Optimization 5: Add Profiling and Telemetry Gates

Objective

Make performance measurable and regressions detectable before and after each optimization.

Current Issues

  • Stage-level timing is incomplete and inconsistent.
  • Hard to attribute slowdowns.

Implementation Steps

  1. Add structured timing around major stages:
    • smart preprocessing
    • parse
    • chunking
    • embedding
    • postgres insert
    • graph upsert
  2. Emit per-batch metrics:
    • docs processed
    • chunks produced
    • rows written
    • retries
    • errors
  3. Add cumulative run summary at end.
  4. Add optional profiling mode:
    • cProfile for CPU hotspots
    • memory snapshots for large runs
  5. Define performance gates in CI or release checklist:
    • baseline comparison over fixed sample set
    • fail gate on >10% regression in key metrics

Code Touchpoints

  • download_and_processing/files_processing.py
  • database/database_manage.py
  • database/graph_manage.py
  • utils/chunking_and_embedding.py

Acceptance Criteria

  • Every run logs stage times and throughput.
  • Team can identify top bottleneck from logs alone.
  • Regression alerts trigger on threshold breach.

Validation

  • Produce one benchmark report JSON per run.
  • Include host info, model, dataset sample, and config flags.

Execution Order (Recommended)

Implement in this order:

  1. Optimization 5 (telemetry first)
  2. Optimization 1 (embedding batching)
  3. Optimization 2 (DB strategy)
  4. Optimization 3 (graph batching)
  5. Optimization 4 (parallelism)

Reason: visibility first, then biggest low-risk wins, then concurrency complexity.


Benchmark Protocol

Use a fixed benchmark sample for repeatability:

  • A representative subset of selected LEGI, JADE, BOFiP inputs
  • Same model and hardware profile for all runs
  • Warm-up run excluded
  • At least 3 measured runs per configuration

Record:

  • total wall time
  • docs/sec
  • chunks/sec
  • embedding stage time
  • DB stage time
  • graph stage time
  • peak memory
  • error/retry counts

Rollback Plan

For each optimization, keep a feature flag to disable quickly:

  • ENABLE_BATCH_EMBEDDING
  • ENABLE_FAST_DB_INSERT
  • ENABLE_BATCH_GRAPH_UPSERT
  • ENABLE_PARALLEL_PROCESSING
  • ENABLE_PERF_TELEMETRY

If regressions appear, disable only the offending optimization and keep others active.
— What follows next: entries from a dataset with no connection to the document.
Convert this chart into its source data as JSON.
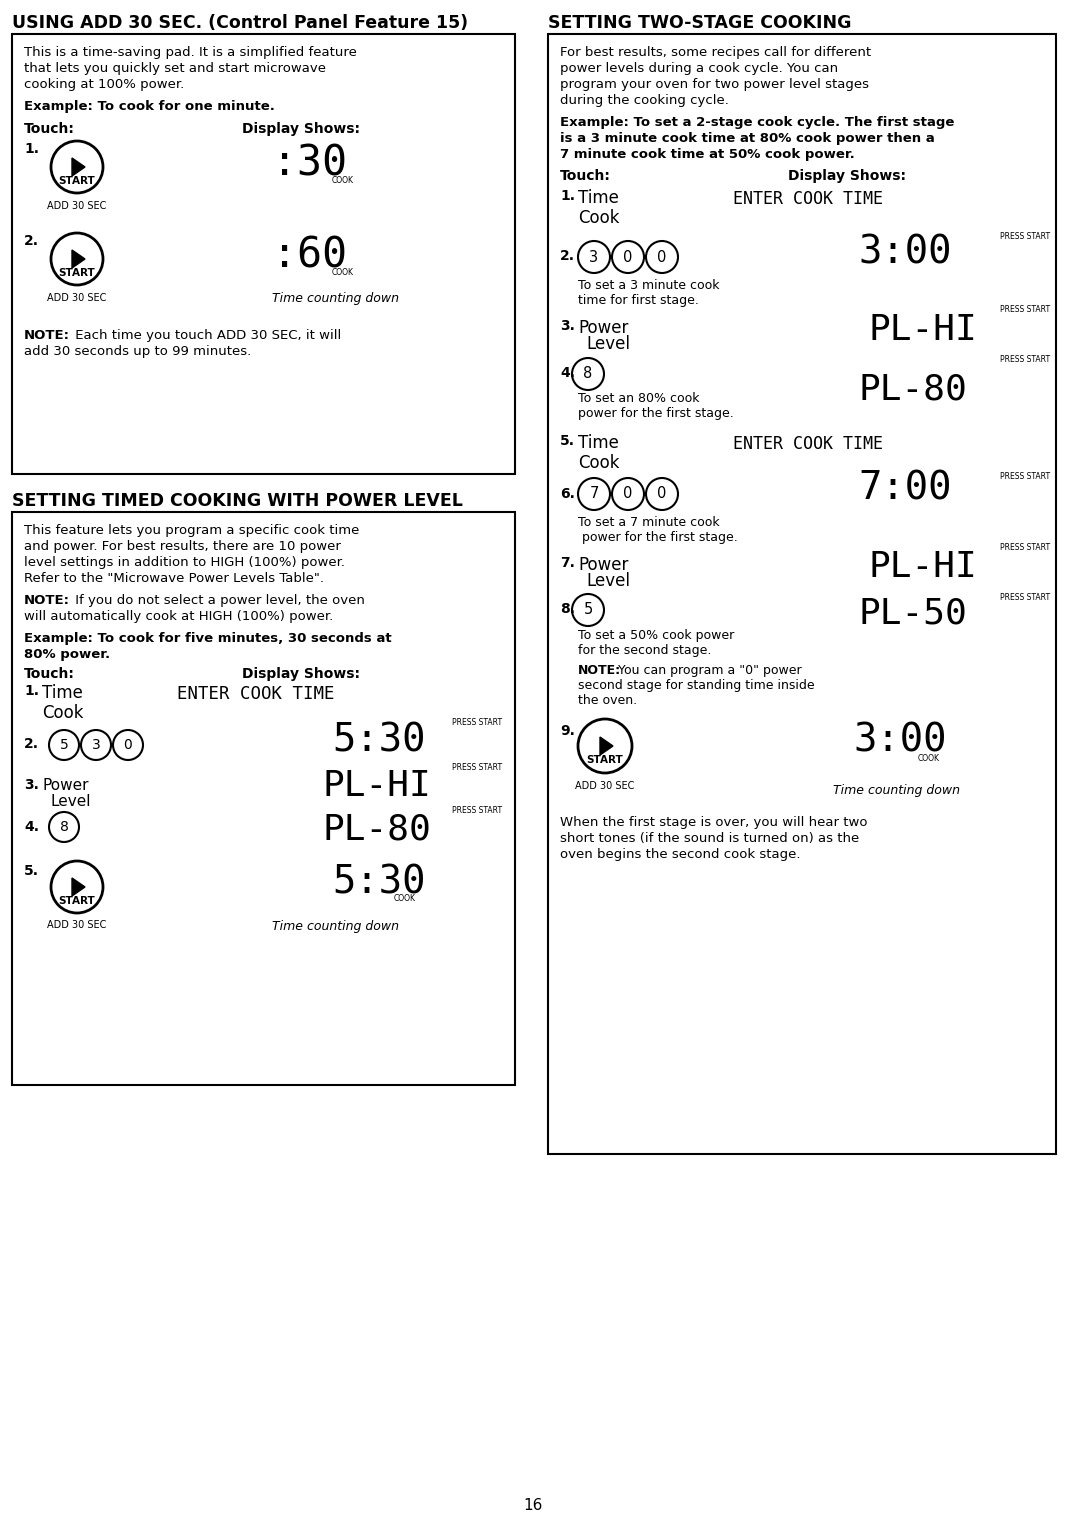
{
  "page_num": "16",
  "bg_color": "#ffffff",
  "left_title": "USING ADD 30 SEC. (Control Panel Feature 15)",
  "right_title": "SETTING TWO-STAGE COOKING",
  "middle_title": "SETTING TIMED COOKING WITH POWER LEVEL",
  "left_box1_line1": "This is a time-saving pad. It is a simplified feature",
  "left_box1_line2": "that lets you quickly set and start microwave",
  "left_box1_line3": "cooking at 100% power.",
  "left_box1_example": "Example: To cook for one minute.",
  "left_box1_touch": "Touch:",
  "left_box1_display": "Display Shows:",
  "left_box1_note1": "NOTE: Each time you touch ADD 30 SEC, it will",
  "left_box1_note2": "add 30 seconds up to 99 minutes.",
  "left_box2_line1": "This feature lets you program a specific cook time",
  "left_box2_line2": "and power. For best results, there are 10 power",
  "left_box2_line3": "level settings in addition to HIGH (100%) power.",
  "left_box2_line4": "Refer to the \"Microwave Power Levels Table\".",
  "left_box2_note1": "NOTE: If you do not select a power level, the oven",
  "left_box2_note2": "will automatically cook at HIGH (100%) power.",
  "left_box2_example1": "Example: To cook for five minutes, 30 seconds at",
  "left_box2_example2": "80% power.",
  "left_box2_touch": "Touch:",
  "left_box2_display": "Display Shows:",
  "right_intro1": "For best results, some recipes call for different",
  "right_intro2": "power levels during a cook cycle. You can",
  "right_intro3": "program your oven for two power level stages",
  "right_intro4": "during the cooking cycle.",
  "right_example1": "Example: To set a 2-stage cook cycle. The first stage",
  "right_example2": "is a 3 minute cook time at 80% cook power then a",
  "right_example3": "7 minute cook time at 50% cook power.",
  "right_touch": "Touch:",
  "right_display": "Display Shows:",
  "right_step2_desc1": "To set a 3 minute cook",
  "right_step2_desc2": "time for first stage.",
  "right_step4_desc1": "To set an 80% cook",
  "right_step4_desc2": "power for the first stage.",
  "right_step6_desc1": "To set a 7 minute cook",
  "right_step6_desc2": " power for the first stage.",
  "right_step8_desc1": "To set a 50% cook power",
  "right_step8_desc2": "for the second stage.",
  "right_note1": "NOTE:",
  "right_note2": "You can program a \"0\" power",
  "right_note3": "second stage for standing time inside",
  "right_note4": "the oven.",
  "right_end1": "When the first stage is over, you will hear two",
  "right_end2": "short tones (if the sound is turned on) as the",
  "right_end3": "oven begins the second cook stage.",
  "time_counting": "Time counting down",
  "add_30_sec": "ADD 30 SEC",
  "press_start": "PRESS START",
  "cook_label": "COOK"
}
Implementation Checklist for AI Agent

  1. Add telemetry wrappers and run summary output.
  2. Refactor embedding calls to batched API.
  3. Refactor insert_data with execute_values and transactional batching.
  4. Refactor graph upsert methods to single-query + UNWIND strategy.
  5. Add process pool orchestration with deterministic checkpoint commits.
  6. Add feature flags and defaults.
  7. Add benchmark script and baseline report output.
  8. Validate data correctness and performance gates.
  9. Document tuning guidance in README.

Definition of Done

  • All 5 optimizations implemented behind flags.
  • Correctness parity confirmed on benchmark sample.
  • End-to-end performance improved by at least 2x on representative workload, or a clear measured breakdown showing remaining external bottlenecks.
  • No critical reliability regressions.
  • Benchmark and telemetry artifacts generated and stored.